Imaging mild Traumatic Brain Injury (mTBI)
Traumatic Brain Injury (TBI) is a complex disease caused by an impact to the head or body that alters normal brain function [Maas et al. 2017]. TBI is biphasic; the first phase involves the tissue damage from the initial injury to the head and the chronic second phase involves the damage from the biochemical and physiological changes including oxidative stress, disruption of blood brain barrier (BBB), inflammation and mitochondrial dysfunction [Roux et al. 2016, Khatri et al. 2018]. This secondary damage progresses through a patient’s life and causes serious long-term physical, emotional and cognitive disabilities [Maas et al. 2017]. TBI can also increase the risk of cognitive impairment and a variety of neurological disorders [Maas et al. 2017]. Furthermore, TBI can vary in severity, from mild to moderate to severe. Research has largely focused on severe TBI, yet 70-90% of incidents are mild TBI [Maas et al. 2017].
TBI is a significant cause of death and disability worldwide for all ages; 30-40% of all injury related deaths can be attributed to TBI [Maas et al. 2017]. There are more than 50 million TBI incidents worldwide annually and this costs the economy an estimated $400 billion [Maas et al. 2017]. Estimates indicate that half of the global population will experience a TBI in their lifetime [Maas et al. 2017]. Despite its widespread occurrence, there are currently no FDA approved neuroprotective treatments for TBI and no effective diagnosis approaches. Diagnosis is challenging in milder injuries due to the reliance on self-reported criteria in the clinic and lack of effect standardized tests that capture a patients physiological and neurochemical response [Stein et al. 2015]. This lack of advanced treatments and diagnosis is where biomarkers could have a large impact. Lipid biomarkers have the potential to determine TBI severity, track disease progression and aid in treatment decisions [Hogan et al. 2018].

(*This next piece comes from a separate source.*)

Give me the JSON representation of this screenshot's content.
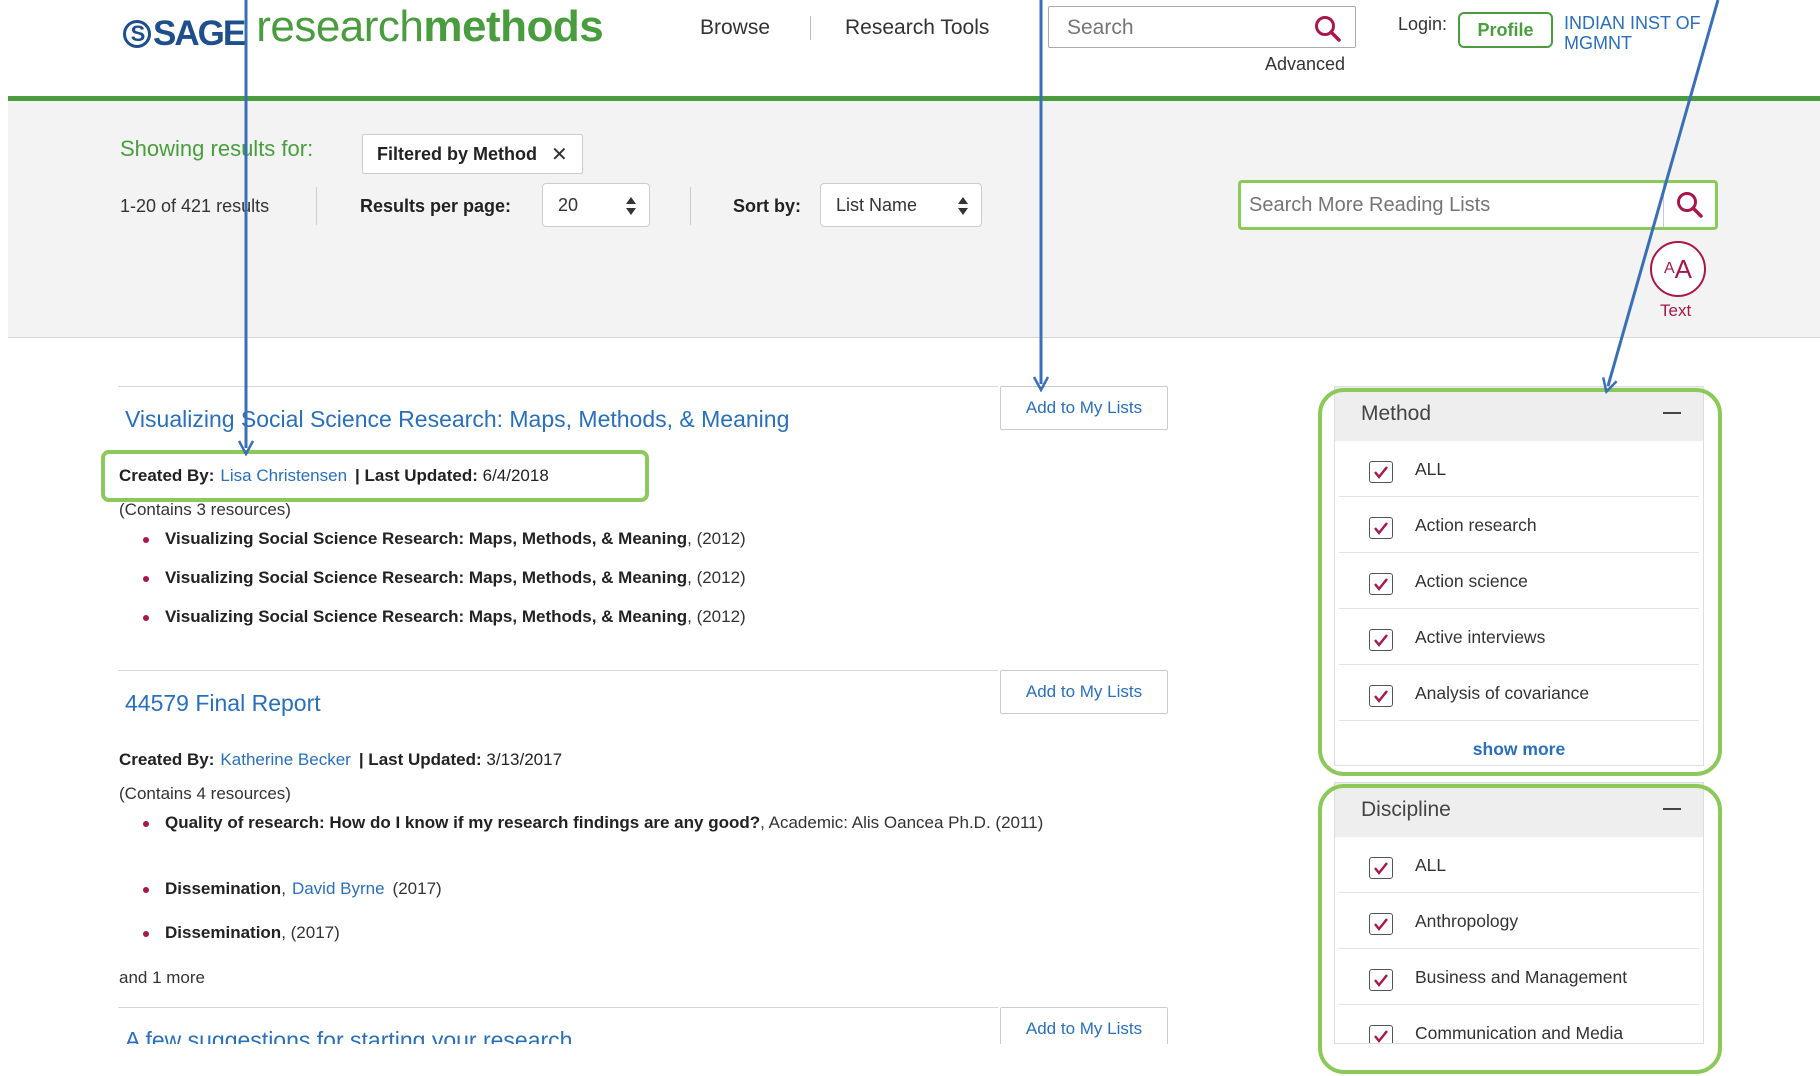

There are various different techniques being used to study TBI including mass spectrometry (MS) and mass spectrometry imaging (MSI), magnetic resonance imaging, nuclear magnetic resonance spectroscopy, and raman spectroscopy. Amongst these techniques, MS stands out as optimal tool to study the metabolic changes associated with TBI because it is a label free method that is able to identify metabolites and determine how their abundance changes after TBI. Once their identity and biological role is uncovered, these metabolites could act as biomarkers and help with diagnosis and treatment of TBI. Moreover, the spatial data that MSI provides will help to localize metabolic changes to various anatomical structures in tissue samples, which helps to better understand the disease pathology and helps to determine the biological role of metabolites.

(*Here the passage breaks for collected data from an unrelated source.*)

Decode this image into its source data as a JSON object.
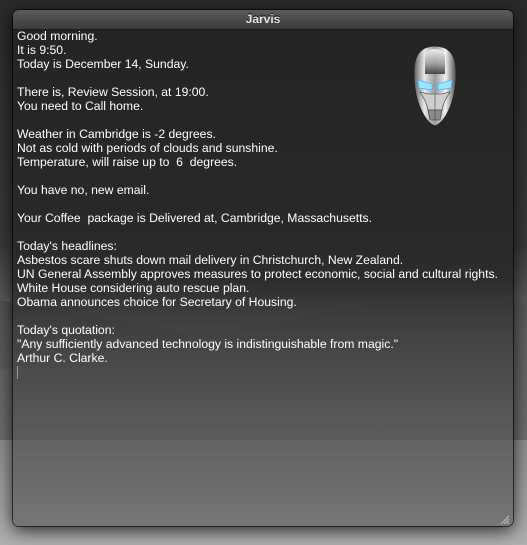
{
  "window": {
    "title": "Jarvis"
  },
  "content": {
    "greeting": "Good morning.",
    "time_line": "It is 9:50.",
    "date_line": "Today is December 14, Sunday.",
    "event_line": "There is, Review Session, at 19:00.",
    "todo_line": "You need to Call home.",
    "weather_lines": [
      "Weather in Cambridge is -2 degrees.",
      "Not as cold with periods of clouds and sunshine.",
      "Temperature, will raise up to  6  degrees."
    ],
    "email_line": "You have no, new email.",
    "package_line": "Your Coffee  package is Delivered at, Cambridge, Massachusetts.",
    "headlines_title": "Today's headlines:",
    "headlines": [
      "Asbestos scare shuts down mail delivery in Christchurch, New Zealand.",
      "UN General Assembly approves measures to protect economic, social and cultural rights.",
      "White House considering auto rescue plan.",
      "Obama announces choice for Secretary of Housing."
    ],
    "quotation_title": "Today's quotation:",
    "quotation_text": "\"Any sufficiently advanced technology is indistinguishable from magic.\"",
    "quotation_author": "Arthur C. Clarke."
  },
  "icons": {
    "avatar": "iron-man-helmet-icon",
    "resize": "resize-grip-icon"
  }
}
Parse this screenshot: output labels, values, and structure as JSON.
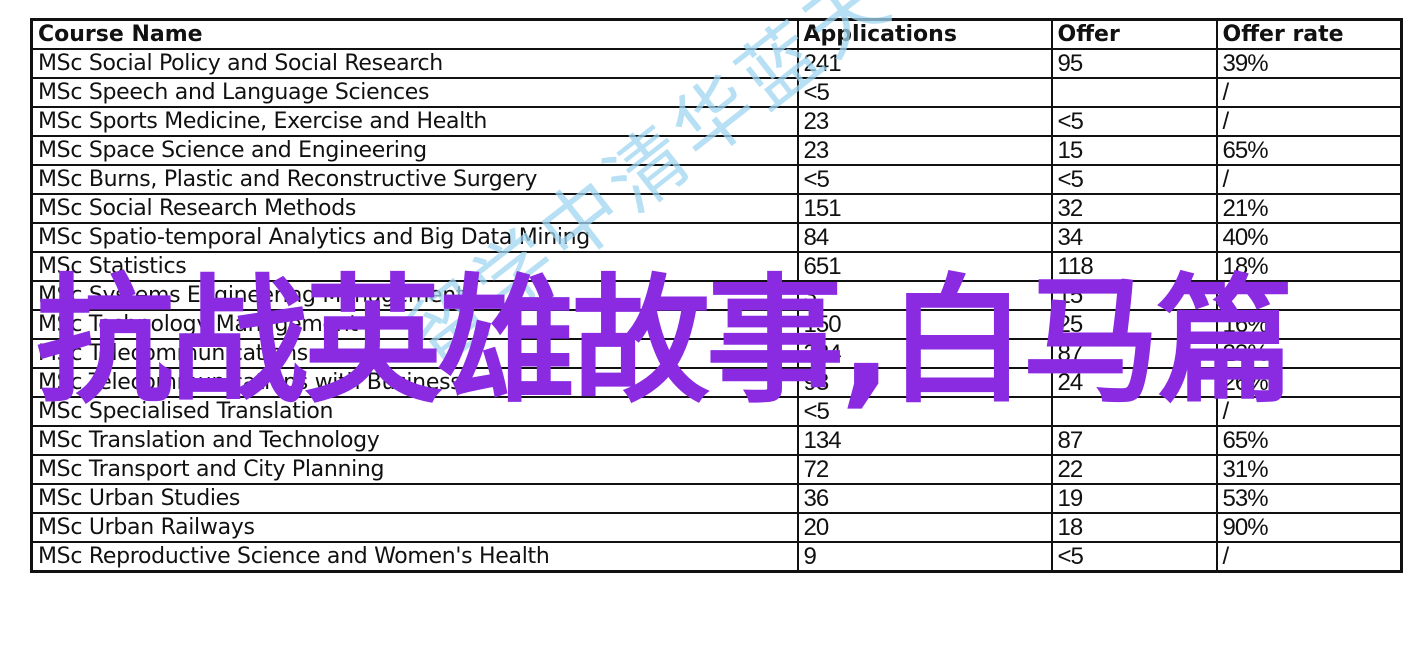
{
  "overlay": {
    "title": "抗战英雄故事,白马篇",
    "color": "#8a2be2"
  },
  "watermark": {
    "text": "留学中清华蓝天地",
    "color": "#9fd6f2"
  },
  "table": {
    "headers": [
      "Course Name",
      "Applications",
      "Offer",
      "Offer rate"
    ],
    "rows": [
      [
        "MSc Social Policy and Social Research",
        "241",
        "95",
        "39%"
      ],
      [
        "MSc Speech and Language Sciences",
        "<5",
        "",
        "/"
      ],
      [
        "MSc Sports Medicine, Exercise and Health",
        "23",
        "<5",
        "/"
      ],
      [
        "MSc Space Science and Engineering",
        "23",
        "15",
        "65%"
      ],
      [
        "MSc Burns, Plastic and Reconstructive Surgery",
        "<5",
        "<5",
        "/"
      ],
      [
        "MSc Social Research Methods",
        "151",
        "32",
        "21%"
      ],
      [
        "MSc Spatio-temporal Analytics and Big Data Mining",
        "84",
        "34",
        "40%"
      ],
      [
        "MSc Statistics",
        "651",
        "118",
        "18%"
      ],
      [
        "MSc Systems Engineering Management",
        "3",
        "15",
        ""
      ],
      [
        "MSc Technology Management",
        "150",
        "25",
        "16%"
      ],
      [
        "MSc Telecommunications",
        "384",
        "87",
        "23%"
      ],
      [
        "MSc Telecommunications with Business",
        "93",
        "24",
        "26%"
      ],
      [
        "MSc Specialised Translation",
        "<5",
        "",
        "/"
      ],
      [
        "MSc Translation and Technology",
        "134",
        "87",
        "65%"
      ],
      [
        "MSc Transport and City Planning",
        "72",
        "22",
        "31%"
      ],
      [
        "MSc Urban Studies",
        "36",
        "19",
        "53%"
      ],
      [
        "MSc Urban Railways",
        "20",
        "18",
        "90%"
      ],
      [
        "MSc Reproductive Science and Women's Health",
        "9",
        "<5",
        "/"
      ]
    ]
  }
}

Figure 1. 11 Rat Brains Images (A) PC 32:0 (m/z 734.5689 +/- 2 ppm); localized to grey matter and (B) PC 36:1 (m/z 788.61738 +/- 2 ppm); localized to white matter. These images reveal anatomical brain structures such as the corpus callosum.
Hogan, S. R.; Phan, J. H.; Alvarado-Velez, M.; Wang, M. D.; Bellamkonda, R. V.; Fernandez, F. M.; LaPlaca, M. C., Discovery of Lipidome Alterations Following Traumatic Brain Injury via High-Resolution Metabolomics. J Proteome Res 2018, 17 (6), 2131-2143.
Khatri, N.; Thakur, M.; Pareek, V.; Kumar, S.; Sharma, S.; Datusalia, A. K., Oxidative Stress: Major Threat in Traumatic Brain Injury. CNS & Neurological Disorders – Drug Targets- CNS & Neurological Disorders) 2018, 17 (9), 689-695.
Maas, A. I. R., et al. Traumatic brain injury: integrated approaches to improve prevention, clinical care, and research. The Lancet Neurology 2017, 16 (12), 987-1048.
Roux, A.; Muller, L.; Jackson, S. N.; Post, J.; Baldwin, K.; Hoffer, B.; Balaban, C. D.; Barbacci, D.; Schultz, J. A.; Gouty, S.; Cox, B. M.; Woods, A. S., Mass spectrometry imaging of rat brain lipid profile changes over time following traumatic brain injury. Journal of Neuroscience Methods 2016, 272, 19-32.
Stein, D. G.; Geddes, R. I.; Sribnick, E. A., Recent developments in clinical trials for the treatment of traumatic brain injury. Handb Clin Neurol 2015, 127, 433-51.